I have always just got on my Unicycle’s and rode places in a forward direction. I am 60 now and want to have some other uni fun. I would like to learn to wheel walk. What size wheel is best to learn on? Any suggestions or tips would be appreciated too. Thanks!
These may help:
watched them all! Thanks. Now to try and make it happen! Ha!
I think it’s all right to use a crutch when learning the basic foot-over-foot motion of the wheel walk. Don’t spend too much time on the wall/fence, however.
Your next focus should be on how you bail out of the wheel walk. Just as in unicycling, one foot should start dismounting before the other. If you abandon the connection with both feet, that could cause a bad fall.
You will be more confident leaning back if you practice WW on a soft surface. Falling back on to grass and falling back on a street…are two very different things. Since I practice WW mostly on the grass, I apply a lot more weight and pressure from my feet onto the tire. A lot of experienced WWers will probably tell you the correct technique is to use very little pressure on top of the wheel. But for a beginner, starting out WW with that kind of finesse may be unrealistic. It seems to be that my own pattern of learning many new unicycle skills involves starting out using crude motions and over-exertion, then later refining those motions.

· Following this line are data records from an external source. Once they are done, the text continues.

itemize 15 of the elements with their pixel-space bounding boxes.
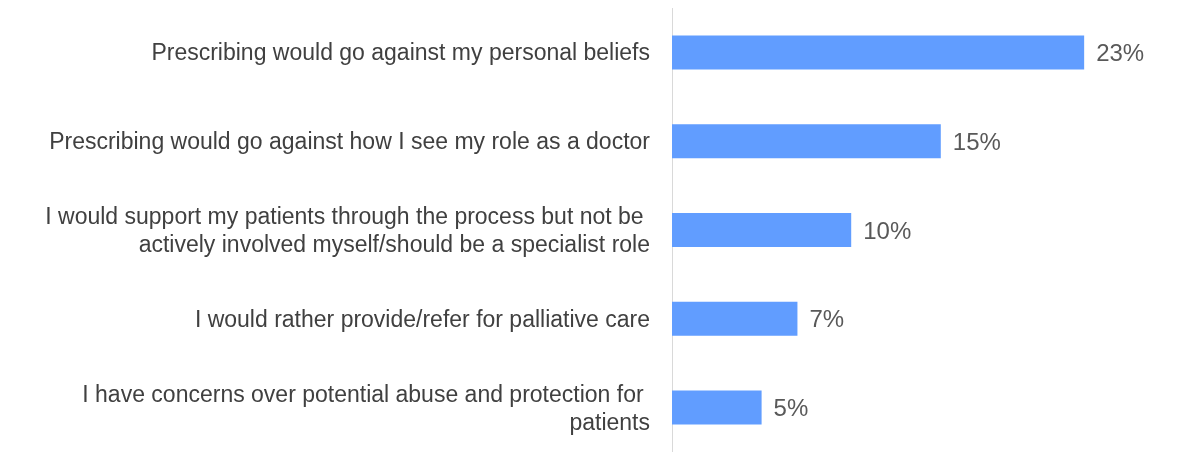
y-tick-label: I would support my patients through the process but not be actively involved myself/should be a specialist role [45, 203, 650, 257]
bar [672, 213, 852, 247]
data-label: 5% [773, 394, 809, 422]
data-label: 23% [1096, 38, 1145, 66]
y-tick-label: Prescribing would go against how I see my role as a doctor [49, 128, 651, 155]
data-label: 15% [952, 127, 1001, 155]
bar [672, 301, 798, 336]
y-tick-label: I have concerns over potential abuse and protection for patients [82, 380, 650, 435]
y-tick-label: Prescribing would go against my personal beliefs [151, 39, 650, 66]
y-tick-label: I would rather provide/refer for palliative care [194, 305, 650, 332]
data-label: 10% [863, 216, 912, 244]
bar [672, 390, 762, 425]
bar [672, 124, 941, 159]
data-label: 7% [809, 305, 845, 333]
bar [672, 35, 1085, 70]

There was some discussion in one of the other threads about transitioning to WW from the one footed idle. That definitely worked for me. It helped to clarify where in the cycle of pedaling the transition to WW happened. It also put me in a leaning back posture for starting the WW.
Improvement at static mounting helped my wheel walking. I can transition from forward riding into WW, no problem, but I like practicing mounting directly into the WW. If I perform the static mount to WW slowly and steadily, I will achieve a momentary still stand during the mount, and my WW will begin in a balanced state. I won’t have to use the WW to initially regain balance.
Good luck rem48. WW is a lot of fun, but just like riding in the first place, it seems pretty hard at first.
I learned to WW when I was 19 or so, but now I’m 57. Learning this skill puts you at greater risk of tailbone landings or other forms of falling backward. I recommend some kine of tailbone protection, though I’m not really sure what that is, as well as a helmet with good rear coverage, like a skate helmet. Regular road/mountain bike helmets don’t really cover that area.
Like ElPueblo said, practice bailing. This will give you more confidence, and also less downtime resulting from bad dismounts.
I gave wheel walking a go the other day, 20 min at the end of regular practice: it was terrifying!
If the wheel shoots forward - which it seems super eager of doing - there’s no way I would not land on my butt first.
Also despite a low seat on a 20-inch wheel, with my feet way up like that, the ground looked much too far below.